推奨される撃退スプレーなども、そりゃ相手が寝とるとか止まっていてくれれば、の話であって予期せぬ遭遇や急襲とあってはまごつくこと必至。とするにやはり「持たぬよりはマシ」なれど果たしてどれほどの役に立つだろうか、なんて。

そう、不思議と聞かぬレース中の遭遇。やはり単独ならぬ集団であるばかりか、ウルトラランナーともなれば彼らとて。とは楽観し過ぎ。が、それ以上に話を聞かぬはこちら。

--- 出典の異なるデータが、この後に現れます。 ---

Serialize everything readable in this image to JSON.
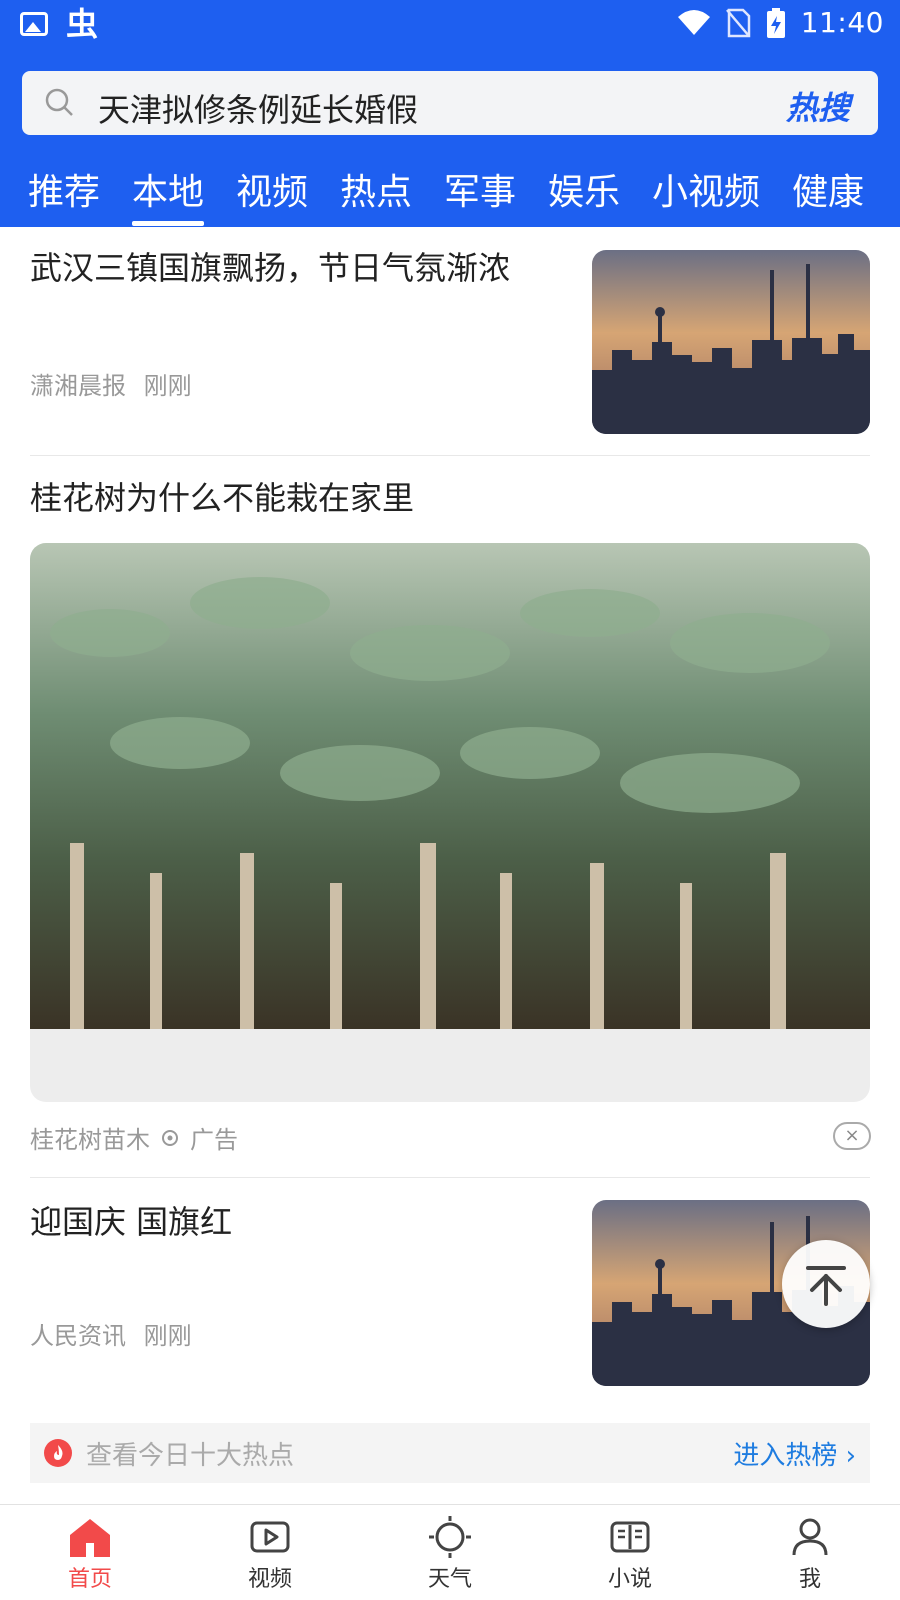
{
  "status_bar": {
    "time": "11:40"
  },
  "search": {
    "text": "天津拟修条例延长婚假",
    "hot_label": "热搜"
  },
  "tabs": [
    "推荐",
    "本地",
    "视频",
    "热点",
    "军事",
    "娱乐",
    "小视频",
    "健康"
  ],
  "active_tab": "本地",
  "feed": {
    "item1": {
      "title": "武汉三镇国旗飘扬，节日气氛渐浓",
      "source": "潇湘晨报",
      "time": "刚刚"
    },
    "ad": {
      "title": "桂花树为什么不能栽在家里",
      "advertiser": "桂花树苗木",
      "ad_label": "广告",
      "close_glyph": "×"
    },
    "item2": {
      "title": "迎国庆 国旗红",
      "source": "人民资讯",
      "time": "刚刚"
    }
  },
  "hot_bar": {
    "text": "查看今日十大热点",
    "link": "进入热榜 ›"
  },
  "bottom_nav": {
    "items": [
      {
        "label": "首页",
        "icon": "home-icon",
        "active": true
      },
      {
        "label": "视频",
        "icon": "video-icon",
        "active": false
      },
      {
        "label": "天气",
        "icon": "weather-icon",
        "active": false
      },
      {
        "label": "小说",
        "icon": "novel-icon",
        "active": false
      },
      {
        "label": "我",
        "icon": "profile-icon",
        "active": false
      }
    ]
  },
  "colors": {
    "brand": "#1e5ff0",
    "active_nav": "#f24a4a",
    "link": "#1e7ce0"
  }
}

山に潜みし狙撃手ならば、あの広き芝生の上を悠然と闊歩する面々こそ格好の獲物。ましてや遠目に見える旗と足下の球にしか関心はなさそうであり。が、それでも狙われぬ理由やいかに。やはり、あのキラリと光るクラブこそが相手には猟銃以上に。また、仮に現れたとしてもあれを振り回さば。

そこに神聖な道具を目的外、それも動物の殺傷に流用するとは言語道断、なんてお叱りもあるやもしれぬ。が、人の命には代えられぬ。杖やトレイル用のザックでは細い、かといって野球のバットでは。やはり護身用に備えるべきはスプレーならぬ中古クラブ、というのが私の結論であり。

秋の行楽シーズン、山への誘いをいただくにクマこそ脅威に違いない。が、それ以上に。妻から予定を聞かれぬことこそ。